Sur le plan bilatéral, il est évident que cette évolution dynamisera les relations maroco-britanniques, notamment sur le plan économique. Cela concerne aussi bien le commerce que les investissements, avec de nombreux projets déjà en cours et qui devraient connaître une accélération significative. On peut également espérer de nouveaux investissements britanniques dans les provinces du Sud, à l’image de ce que la France et les États-Unis ont déjà entrepris. L'ouverture d'un consulat britannique à Dakhla ou Laâyoune serait également un signal fort de cette nouvelle dynamique.
Quelles sont les raisons objectives selon vous ayant poussé Londres à franchir ce pas ?

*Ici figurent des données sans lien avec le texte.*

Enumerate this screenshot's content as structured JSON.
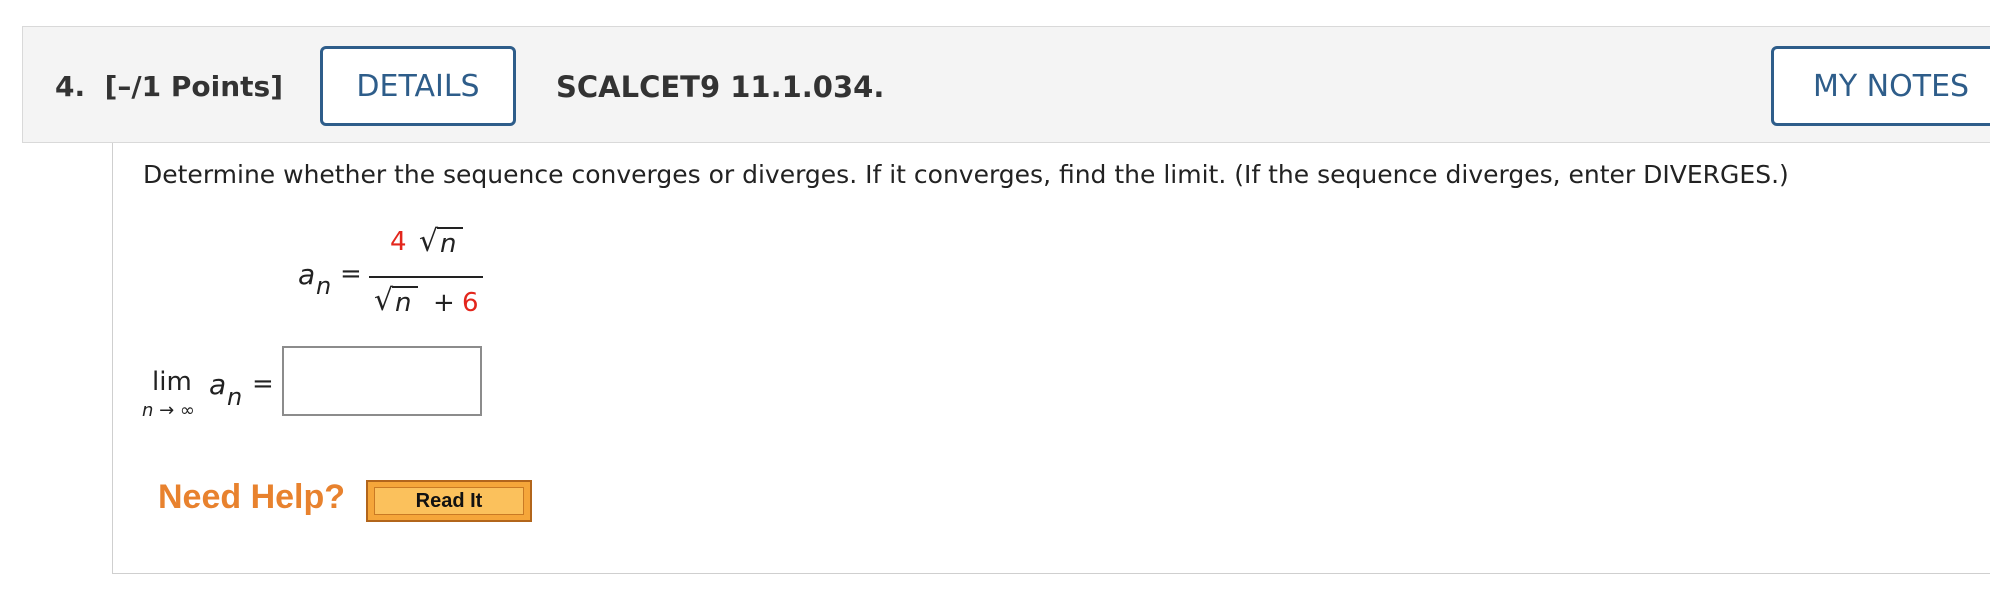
{
  "header": {
    "question_number": "4.",
    "points": "[–/1 Points]",
    "details_label": "DETAILS",
    "question_code": "SCALCET9 11.1.034.",
    "my_notes_label": "MY NOTES"
  },
  "question": {
    "prompt": "Determine whether the sequence converges or diverges. If it converges, find the limit. (If the sequence diverges, enter DIVERGES.)",
    "formula": {
      "lhs_var": "a",
      "lhs_sub": "n",
      "equals": "=",
      "numerator_coef": "4",
      "radical": "√",
      "radicand": "n",
      "plus": "+",
      "denominator_const": "6"
    },
    "limit": {
      "lim": "lim",
      "under": "n → ∞",
      "var": "a",
      "sub": "n",
      "equals": "=",
      "answer_value": ""
    }
  },
  "help": {
    "need_help_label": "Need Help?",
    "read_it_label": "Read It"
  },
  "colors": {
    "accent_blue": "#2e5d8a",
    "red_value": "#e3261c",
    "help_orange": "#e8822e"
  }
}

Le ministre britannique des Affaires étrangères a été clair : le Royaume-Uni considère le plan d'autonomie comme la solution la plus pragmatique et réaliste pour résoudre ce conflit artificiel. Il offre une sortie positive et permet à la région du Maghreb, du Nord de l’Afrique et du Sahel de retrouver la stabilité, alors que de nombreux pays de la région sont confrontés à des défis sécuritaires ainsi qu’à des problématiques de gouvernance. À ce titre, le plan d’autonomie est considéré comme un moyen d’éviter que la situation empire dans cette région sahélo-saharienne. Pour les Britanniques, l’approche marocaine est la meilleure sur la table, d’autant plus qu’elle émane d’un acteur dont la crédibilité n’est plus à démontrer et qu’elle s’adosse à un leadership reconnu pour sa légitimité et sa continuité, incarné par Sa Majesté le Roi Mohamed VI.

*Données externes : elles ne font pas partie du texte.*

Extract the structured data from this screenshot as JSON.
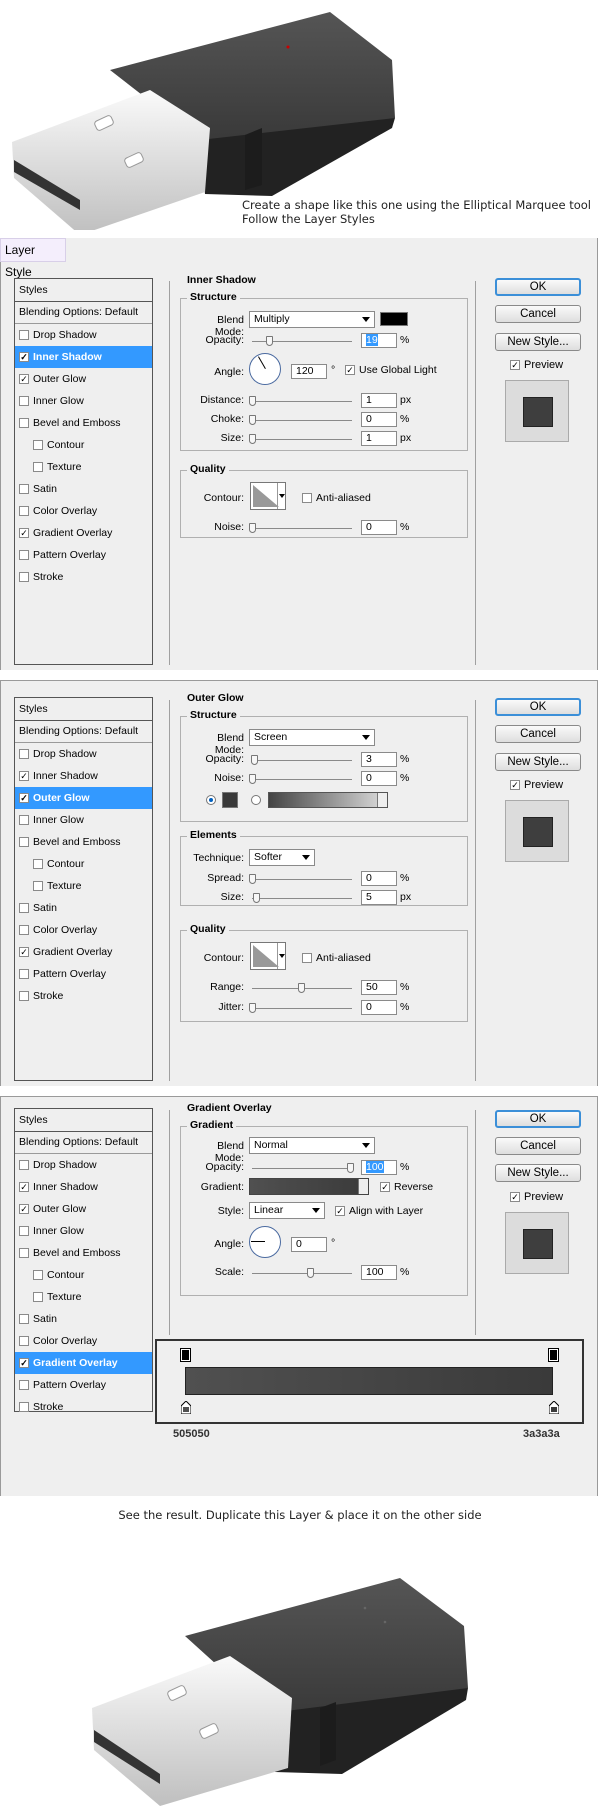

Comment pourrait se traduire concrètement l'engagement britannique dans la région ?
Le Royaume-Uni fait preuve de pragmatisme en utilisant UK Export Finance, bras armé du pays pour les projets de coopération, pour investir dans les provinces du Sud. Il envisage également de s'appuyer sur le futur port de Dakhla et d'autres infrastructures, dans le but de stimuler le développement de l'Afrique de l'Ouest et du Sahel. Cette démarche constitue une reconnaissance claire de la souveraineté marocaine sur son Sahara, ainsi que du rôle du Maroc en tant que leader régional et puissance stabilisatrice. En optant pour cette position, le Royaume-Uni agit dans le sens du codéveloppement entre l'Europe et l'Afrique et entre pays africains eux-mêmes. Désireux de ne pas laisser la France et l'Espagne seules actrices européennes dans cette région, il souhaite y jouer un rôle de premier plan. Traditionnellement plus présents en Afrique de l'Est et Australe, avec quelques colonies en Afrique de l'Ouest, les Britanniques, sortis de l'Union européenne (Brexit), cherchent ainsi de nouveaux relais de croissance pour maintenir leur influence et développer leurs relations économiques. Avec le Maroc, ils ont un partenaire de confiance.